Khaba grunted. ‘No. I like you hungry; it keeps you alert.’
‘Master,
please
... ’
‘Besides, I need all my djinn available and alive while we comb the deserts for these outlaws. Stop your whingeing, Ammet. I will give the matter thought. There will be time enough to deal with Bartimaeus when we return to Jerusalem …’
The voice was truculent, resentful. ‘As you will …’
Khaba’s posture had previously been tight and hunched, tense at the indignities fate had thrust upon him. Now he jerked upright, his voice newly hard and decisive. ‘In a moment we shall make ready to depart. First, however, there is the other matter. Perhaps we will have positive news at last …’
He snapped his fingers, spoke a complex string of syllables. There was a distant chime of bells. The imp-globes shivered against the ceiling of the vault, and drapes on some of the larger cages ruffled to and fro.

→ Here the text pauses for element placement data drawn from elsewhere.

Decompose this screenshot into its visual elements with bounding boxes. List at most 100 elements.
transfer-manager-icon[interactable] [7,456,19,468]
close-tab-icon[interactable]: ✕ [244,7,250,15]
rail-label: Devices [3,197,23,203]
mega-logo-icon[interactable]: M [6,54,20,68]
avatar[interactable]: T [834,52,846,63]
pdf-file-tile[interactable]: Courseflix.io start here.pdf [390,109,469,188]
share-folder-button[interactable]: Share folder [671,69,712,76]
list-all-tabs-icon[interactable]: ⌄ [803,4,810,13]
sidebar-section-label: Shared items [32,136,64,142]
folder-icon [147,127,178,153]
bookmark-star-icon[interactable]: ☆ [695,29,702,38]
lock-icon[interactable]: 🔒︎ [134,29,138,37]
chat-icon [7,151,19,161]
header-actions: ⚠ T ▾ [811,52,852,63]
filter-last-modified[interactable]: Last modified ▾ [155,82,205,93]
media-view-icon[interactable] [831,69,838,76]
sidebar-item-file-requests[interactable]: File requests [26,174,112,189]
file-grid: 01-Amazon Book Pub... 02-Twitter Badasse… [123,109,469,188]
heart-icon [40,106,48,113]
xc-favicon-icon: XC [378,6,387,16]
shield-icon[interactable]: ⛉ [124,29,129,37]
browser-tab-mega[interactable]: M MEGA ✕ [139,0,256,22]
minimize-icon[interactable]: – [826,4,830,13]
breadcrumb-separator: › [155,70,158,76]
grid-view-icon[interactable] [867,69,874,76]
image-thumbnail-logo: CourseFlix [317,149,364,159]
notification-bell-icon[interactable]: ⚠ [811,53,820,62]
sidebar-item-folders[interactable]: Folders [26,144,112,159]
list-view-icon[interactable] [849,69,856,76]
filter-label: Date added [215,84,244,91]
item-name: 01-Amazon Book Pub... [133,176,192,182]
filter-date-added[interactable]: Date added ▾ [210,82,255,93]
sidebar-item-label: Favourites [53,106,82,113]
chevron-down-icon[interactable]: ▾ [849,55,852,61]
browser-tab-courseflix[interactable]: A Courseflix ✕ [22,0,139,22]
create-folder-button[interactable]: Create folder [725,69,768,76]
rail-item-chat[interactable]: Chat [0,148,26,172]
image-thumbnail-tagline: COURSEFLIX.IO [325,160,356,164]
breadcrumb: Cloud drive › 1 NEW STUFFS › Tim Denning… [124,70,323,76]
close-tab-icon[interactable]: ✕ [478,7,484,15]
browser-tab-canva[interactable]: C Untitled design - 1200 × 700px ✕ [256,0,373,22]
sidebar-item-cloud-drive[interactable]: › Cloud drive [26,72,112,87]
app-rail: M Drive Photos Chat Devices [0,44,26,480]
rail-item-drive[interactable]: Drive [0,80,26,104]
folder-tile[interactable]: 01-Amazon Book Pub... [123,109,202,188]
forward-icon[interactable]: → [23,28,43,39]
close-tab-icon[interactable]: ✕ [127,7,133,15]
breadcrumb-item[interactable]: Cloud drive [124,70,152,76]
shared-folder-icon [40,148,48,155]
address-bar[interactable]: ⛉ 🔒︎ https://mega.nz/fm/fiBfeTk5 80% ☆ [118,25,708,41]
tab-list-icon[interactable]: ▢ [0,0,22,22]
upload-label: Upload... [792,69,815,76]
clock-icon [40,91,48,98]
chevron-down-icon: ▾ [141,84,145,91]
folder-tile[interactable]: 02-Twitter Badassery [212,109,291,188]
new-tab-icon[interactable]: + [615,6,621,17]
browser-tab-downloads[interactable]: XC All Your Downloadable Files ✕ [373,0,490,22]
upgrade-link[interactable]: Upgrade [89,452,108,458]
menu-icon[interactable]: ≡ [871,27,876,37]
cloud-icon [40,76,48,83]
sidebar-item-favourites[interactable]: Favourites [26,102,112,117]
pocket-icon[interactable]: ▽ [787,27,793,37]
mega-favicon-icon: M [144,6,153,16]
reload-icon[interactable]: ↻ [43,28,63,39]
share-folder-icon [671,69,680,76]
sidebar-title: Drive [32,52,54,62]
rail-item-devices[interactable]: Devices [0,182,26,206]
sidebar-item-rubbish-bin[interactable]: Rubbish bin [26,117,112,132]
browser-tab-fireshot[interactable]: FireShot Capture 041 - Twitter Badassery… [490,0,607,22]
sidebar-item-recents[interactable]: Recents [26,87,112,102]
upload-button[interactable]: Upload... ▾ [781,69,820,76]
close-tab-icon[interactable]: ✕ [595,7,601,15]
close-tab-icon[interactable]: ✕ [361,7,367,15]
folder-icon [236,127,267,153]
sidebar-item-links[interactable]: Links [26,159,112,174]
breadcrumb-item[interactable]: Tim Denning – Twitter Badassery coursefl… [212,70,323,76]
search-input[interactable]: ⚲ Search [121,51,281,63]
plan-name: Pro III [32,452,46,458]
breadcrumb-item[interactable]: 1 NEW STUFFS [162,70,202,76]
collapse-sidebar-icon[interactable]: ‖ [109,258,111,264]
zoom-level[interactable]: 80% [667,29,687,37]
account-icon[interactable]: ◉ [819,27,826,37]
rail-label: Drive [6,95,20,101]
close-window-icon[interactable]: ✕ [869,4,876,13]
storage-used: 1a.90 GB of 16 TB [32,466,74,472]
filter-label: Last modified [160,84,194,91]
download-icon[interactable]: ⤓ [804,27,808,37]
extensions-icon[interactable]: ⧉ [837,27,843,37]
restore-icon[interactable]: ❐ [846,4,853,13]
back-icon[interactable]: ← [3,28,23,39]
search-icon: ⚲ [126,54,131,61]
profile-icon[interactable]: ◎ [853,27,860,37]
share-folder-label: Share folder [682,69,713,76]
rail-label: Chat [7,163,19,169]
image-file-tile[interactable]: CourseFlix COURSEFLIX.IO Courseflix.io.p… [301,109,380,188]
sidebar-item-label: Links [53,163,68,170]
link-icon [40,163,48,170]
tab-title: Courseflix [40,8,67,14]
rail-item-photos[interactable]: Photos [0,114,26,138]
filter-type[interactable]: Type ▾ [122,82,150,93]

The magician peered out into the darkness. ‘Gezeri?’
With a sharp odour of rotten eggs, a small lilac cloud materialized in the air beside the pentacle. Sitting atop the cloud was the foliot Gezeri, who today appeared as a large green imp, with long pointed ears and a pear-shaped nose. He made a series of complex and faintly facetious salutes, which Khaba ignored.
‘Your report, slave?’
The foliot affected an attitude of matchless boredom. ‘I have been to Sheba as you “requested”. I have wandered through its streets unseen, listening to the people. Be certain I let no whisper pass me by, no muttered comment go unheard!’